Дом на улице Гоголя
Шрифт:
Быковатого не испугался, пусть искалечит — не подчинится. Но — Маша дрожит, плачет: «Папочка!». Почему Машу не убрали? Готовились ведь к встрече, а девочку оставили. Всё рассчитали — не станет он при дочке кочевряжиться. Уступил силе.
Работяги после работы каждый вечер пили, и он с ними — чем ещё заняться? Не глазеть же, не слушать пьяный трёп? Прошло полгода, смилостивилась, велела перевести в отдельный вагончик.
Съездил в Киев, купил в книжном толстенный том Платонова. Хозяйка работой так завалила, что лишь бы до нар добраться, но
А летом на выходные Маша стала приезжать. Сама добиралась, смелая девочка. Гуляли, говорили, она любознательная. Про архитектуру всё расспрашивала, рассказывал про Фьораванти, Растрелли, Кваренги, Баженова, Казакова, Гауди, Корбюзье, Эйфеля. Маше интересно, всё хочет увидеть. Выбрался, купил пару альбомов по архитектуре, потом ещё, Маша с жадностью — дорвалась. А ему, как ветер в лицо: всё заново. Наташа сказала: начни заново. И Герман так говорил.

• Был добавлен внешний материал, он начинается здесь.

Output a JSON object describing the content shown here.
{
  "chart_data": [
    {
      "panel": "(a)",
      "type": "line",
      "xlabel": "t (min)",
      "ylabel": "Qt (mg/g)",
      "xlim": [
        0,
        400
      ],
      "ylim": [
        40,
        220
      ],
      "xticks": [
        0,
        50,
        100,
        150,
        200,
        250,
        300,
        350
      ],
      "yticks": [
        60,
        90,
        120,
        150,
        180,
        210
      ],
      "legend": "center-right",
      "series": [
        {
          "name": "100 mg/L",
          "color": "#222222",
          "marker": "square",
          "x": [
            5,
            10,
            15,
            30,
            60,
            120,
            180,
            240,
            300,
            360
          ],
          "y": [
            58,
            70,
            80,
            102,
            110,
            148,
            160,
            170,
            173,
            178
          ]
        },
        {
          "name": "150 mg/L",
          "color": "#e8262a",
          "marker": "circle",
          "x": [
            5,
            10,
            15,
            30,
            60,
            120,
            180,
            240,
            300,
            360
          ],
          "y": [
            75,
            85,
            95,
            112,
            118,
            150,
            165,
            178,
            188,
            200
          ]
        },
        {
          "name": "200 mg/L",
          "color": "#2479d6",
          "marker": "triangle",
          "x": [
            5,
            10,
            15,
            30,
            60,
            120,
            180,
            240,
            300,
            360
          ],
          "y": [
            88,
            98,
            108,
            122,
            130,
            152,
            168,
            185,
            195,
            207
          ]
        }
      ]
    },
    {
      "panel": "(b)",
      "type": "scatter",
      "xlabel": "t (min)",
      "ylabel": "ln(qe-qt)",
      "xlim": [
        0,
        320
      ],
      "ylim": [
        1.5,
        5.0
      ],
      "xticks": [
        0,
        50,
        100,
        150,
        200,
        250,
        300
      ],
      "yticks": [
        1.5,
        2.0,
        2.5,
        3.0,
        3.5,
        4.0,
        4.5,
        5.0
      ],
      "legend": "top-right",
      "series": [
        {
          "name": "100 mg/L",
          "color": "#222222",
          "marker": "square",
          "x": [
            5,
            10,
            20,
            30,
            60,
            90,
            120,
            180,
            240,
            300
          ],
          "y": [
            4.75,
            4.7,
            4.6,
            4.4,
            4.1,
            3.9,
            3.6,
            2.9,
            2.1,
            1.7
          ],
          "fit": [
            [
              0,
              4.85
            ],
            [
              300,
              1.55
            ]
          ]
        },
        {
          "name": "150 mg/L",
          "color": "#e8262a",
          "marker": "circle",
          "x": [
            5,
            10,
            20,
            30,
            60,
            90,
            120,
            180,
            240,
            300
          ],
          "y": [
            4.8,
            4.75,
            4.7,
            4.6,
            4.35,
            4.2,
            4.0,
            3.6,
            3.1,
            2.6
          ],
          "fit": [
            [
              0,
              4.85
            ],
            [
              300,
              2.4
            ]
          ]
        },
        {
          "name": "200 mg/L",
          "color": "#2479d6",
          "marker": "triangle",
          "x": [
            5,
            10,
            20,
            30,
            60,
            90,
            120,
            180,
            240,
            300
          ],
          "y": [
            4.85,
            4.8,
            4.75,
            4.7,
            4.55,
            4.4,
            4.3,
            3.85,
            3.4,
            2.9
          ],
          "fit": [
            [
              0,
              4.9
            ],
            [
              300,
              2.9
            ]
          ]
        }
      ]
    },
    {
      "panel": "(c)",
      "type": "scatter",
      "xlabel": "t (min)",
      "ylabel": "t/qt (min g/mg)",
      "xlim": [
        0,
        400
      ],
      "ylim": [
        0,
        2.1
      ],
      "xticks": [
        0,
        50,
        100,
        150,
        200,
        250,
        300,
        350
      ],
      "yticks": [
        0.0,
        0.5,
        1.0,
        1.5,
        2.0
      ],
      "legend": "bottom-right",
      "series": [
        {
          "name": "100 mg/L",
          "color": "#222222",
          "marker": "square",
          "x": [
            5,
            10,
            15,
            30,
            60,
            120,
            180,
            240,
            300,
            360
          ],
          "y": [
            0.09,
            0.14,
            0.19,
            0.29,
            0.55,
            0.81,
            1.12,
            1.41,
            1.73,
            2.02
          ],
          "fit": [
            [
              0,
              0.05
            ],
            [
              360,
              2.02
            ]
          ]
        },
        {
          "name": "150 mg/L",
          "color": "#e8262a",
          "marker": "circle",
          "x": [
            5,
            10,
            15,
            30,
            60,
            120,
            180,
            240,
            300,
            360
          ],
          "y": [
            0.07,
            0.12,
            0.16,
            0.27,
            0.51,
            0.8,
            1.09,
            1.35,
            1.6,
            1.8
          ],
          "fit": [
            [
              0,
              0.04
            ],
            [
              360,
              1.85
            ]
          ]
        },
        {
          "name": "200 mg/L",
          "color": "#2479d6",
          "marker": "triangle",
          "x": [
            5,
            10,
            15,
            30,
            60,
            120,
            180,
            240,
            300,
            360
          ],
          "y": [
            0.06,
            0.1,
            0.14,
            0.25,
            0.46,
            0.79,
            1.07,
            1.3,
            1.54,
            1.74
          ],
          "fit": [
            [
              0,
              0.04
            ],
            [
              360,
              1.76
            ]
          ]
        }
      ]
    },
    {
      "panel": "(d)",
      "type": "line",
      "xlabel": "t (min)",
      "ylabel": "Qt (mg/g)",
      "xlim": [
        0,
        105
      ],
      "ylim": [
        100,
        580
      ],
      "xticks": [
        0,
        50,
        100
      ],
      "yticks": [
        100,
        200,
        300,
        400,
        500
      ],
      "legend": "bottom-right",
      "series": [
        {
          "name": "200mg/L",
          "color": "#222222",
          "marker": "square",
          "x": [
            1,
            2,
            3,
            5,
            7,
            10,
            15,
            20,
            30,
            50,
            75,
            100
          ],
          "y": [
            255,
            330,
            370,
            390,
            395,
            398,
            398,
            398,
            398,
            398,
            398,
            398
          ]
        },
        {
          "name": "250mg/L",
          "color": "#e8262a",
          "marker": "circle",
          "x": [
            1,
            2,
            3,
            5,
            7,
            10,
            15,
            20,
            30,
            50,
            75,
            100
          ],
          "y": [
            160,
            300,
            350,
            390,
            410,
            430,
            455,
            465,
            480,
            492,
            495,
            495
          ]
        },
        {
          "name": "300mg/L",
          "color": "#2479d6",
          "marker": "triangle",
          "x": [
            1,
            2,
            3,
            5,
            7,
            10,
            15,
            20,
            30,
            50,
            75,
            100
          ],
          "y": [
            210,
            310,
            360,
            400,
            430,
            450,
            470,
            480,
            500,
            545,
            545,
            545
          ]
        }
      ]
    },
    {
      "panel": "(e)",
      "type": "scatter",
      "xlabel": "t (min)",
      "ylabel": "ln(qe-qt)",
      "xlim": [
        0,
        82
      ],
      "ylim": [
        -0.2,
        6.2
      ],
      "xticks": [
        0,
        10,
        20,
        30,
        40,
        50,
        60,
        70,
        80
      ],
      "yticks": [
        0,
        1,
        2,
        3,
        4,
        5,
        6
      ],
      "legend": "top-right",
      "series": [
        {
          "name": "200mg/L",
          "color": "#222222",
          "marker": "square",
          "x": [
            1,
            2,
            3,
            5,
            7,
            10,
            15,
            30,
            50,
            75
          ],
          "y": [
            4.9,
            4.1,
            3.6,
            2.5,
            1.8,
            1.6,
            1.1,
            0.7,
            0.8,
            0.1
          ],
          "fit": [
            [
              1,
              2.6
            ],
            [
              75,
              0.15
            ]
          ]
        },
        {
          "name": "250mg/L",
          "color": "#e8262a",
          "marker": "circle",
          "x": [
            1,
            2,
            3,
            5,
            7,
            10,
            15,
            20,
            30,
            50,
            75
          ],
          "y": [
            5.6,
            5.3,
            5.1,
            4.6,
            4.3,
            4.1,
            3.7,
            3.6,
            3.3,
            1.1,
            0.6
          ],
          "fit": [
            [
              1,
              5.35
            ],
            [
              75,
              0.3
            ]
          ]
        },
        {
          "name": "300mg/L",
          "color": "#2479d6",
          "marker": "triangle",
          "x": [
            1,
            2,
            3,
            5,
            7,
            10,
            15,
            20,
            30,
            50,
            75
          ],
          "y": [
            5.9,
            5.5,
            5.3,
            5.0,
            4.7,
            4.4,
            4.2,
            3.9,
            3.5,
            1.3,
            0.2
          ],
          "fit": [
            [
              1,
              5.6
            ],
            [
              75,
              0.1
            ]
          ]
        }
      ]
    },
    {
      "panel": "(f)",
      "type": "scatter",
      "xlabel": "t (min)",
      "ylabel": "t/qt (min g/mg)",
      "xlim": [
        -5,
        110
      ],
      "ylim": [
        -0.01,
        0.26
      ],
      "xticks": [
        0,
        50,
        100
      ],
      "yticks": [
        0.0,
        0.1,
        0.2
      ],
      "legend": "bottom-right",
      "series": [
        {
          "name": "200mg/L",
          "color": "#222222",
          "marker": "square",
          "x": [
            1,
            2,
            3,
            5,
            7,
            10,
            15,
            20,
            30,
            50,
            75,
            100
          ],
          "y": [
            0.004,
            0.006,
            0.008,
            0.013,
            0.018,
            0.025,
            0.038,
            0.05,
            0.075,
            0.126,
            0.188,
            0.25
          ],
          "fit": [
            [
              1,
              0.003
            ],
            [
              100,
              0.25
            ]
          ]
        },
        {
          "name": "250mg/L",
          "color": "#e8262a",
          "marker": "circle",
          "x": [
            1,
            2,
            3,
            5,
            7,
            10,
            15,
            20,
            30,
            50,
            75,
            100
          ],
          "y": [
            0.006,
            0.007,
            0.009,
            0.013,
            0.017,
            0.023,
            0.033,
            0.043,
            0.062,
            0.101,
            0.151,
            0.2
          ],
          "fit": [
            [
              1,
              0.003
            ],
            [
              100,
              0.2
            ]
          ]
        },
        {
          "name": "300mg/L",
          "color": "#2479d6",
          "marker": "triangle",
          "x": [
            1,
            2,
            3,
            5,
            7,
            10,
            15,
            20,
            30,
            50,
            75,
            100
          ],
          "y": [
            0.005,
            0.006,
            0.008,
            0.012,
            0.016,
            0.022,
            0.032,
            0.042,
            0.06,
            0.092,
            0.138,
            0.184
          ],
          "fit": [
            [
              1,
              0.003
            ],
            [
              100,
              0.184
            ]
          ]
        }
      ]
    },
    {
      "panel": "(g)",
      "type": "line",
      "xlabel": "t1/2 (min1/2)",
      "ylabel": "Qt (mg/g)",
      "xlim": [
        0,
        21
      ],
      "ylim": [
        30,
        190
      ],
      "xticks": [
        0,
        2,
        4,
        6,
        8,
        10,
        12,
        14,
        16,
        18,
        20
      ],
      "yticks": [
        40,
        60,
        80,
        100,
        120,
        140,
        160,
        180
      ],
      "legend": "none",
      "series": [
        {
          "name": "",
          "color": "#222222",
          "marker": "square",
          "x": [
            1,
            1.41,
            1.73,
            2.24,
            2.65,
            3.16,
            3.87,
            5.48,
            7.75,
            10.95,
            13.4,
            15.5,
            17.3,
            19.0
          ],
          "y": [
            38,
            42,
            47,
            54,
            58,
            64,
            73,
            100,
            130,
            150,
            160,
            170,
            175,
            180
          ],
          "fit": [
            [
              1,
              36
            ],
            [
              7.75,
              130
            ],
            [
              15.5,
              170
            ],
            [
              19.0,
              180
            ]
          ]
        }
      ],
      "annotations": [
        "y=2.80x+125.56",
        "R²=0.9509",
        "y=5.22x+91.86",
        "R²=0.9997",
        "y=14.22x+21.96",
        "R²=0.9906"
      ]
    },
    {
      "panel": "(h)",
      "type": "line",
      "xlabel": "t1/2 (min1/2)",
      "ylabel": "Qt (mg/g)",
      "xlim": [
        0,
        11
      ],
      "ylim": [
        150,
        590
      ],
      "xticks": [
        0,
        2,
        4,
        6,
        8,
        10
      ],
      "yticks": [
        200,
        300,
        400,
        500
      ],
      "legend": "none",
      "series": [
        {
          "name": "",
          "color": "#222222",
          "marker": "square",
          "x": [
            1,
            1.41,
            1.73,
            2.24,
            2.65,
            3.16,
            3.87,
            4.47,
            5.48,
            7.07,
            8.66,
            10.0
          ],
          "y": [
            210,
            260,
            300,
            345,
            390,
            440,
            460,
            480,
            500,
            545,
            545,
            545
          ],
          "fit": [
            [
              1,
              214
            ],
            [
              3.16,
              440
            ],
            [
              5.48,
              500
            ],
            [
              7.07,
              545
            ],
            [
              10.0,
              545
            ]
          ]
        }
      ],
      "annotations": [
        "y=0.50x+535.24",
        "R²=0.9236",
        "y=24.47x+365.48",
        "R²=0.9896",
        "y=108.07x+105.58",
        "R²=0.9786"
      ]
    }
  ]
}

Начались школьные занятия, но дочка продолжала приезжать, с субботы на воскресенье оставалась ночевать в вагончике. С папой. Утром завтрак сварганят — и гулять, разговаривать. Зимой на лыжах, весело даже. Нет, Машу он не упустит, Маша — его.
Следующим летом гуляли как-то в лесу, дочка говорит:
— Вот бы своими глазами на всё это посмотреть, на собор Святого Петра, на базилику Сан-Лоренцо, на Саграда Фамилия, на Эйфелеву башню. — И без перехода: — Папа, а мы можем переехать в Париж? Ты и я. Ведь дядя Герман зовёт. Он вчера звонил...
— Он звонил?
— Да, вчера звонил, спрашивал, здоров ли ты, почему на его письма не отвечаешь.
— Мама ничего мне не передавала. — Сам он в свой бывший дом не заходил с тех пор, как быковатый выдворил.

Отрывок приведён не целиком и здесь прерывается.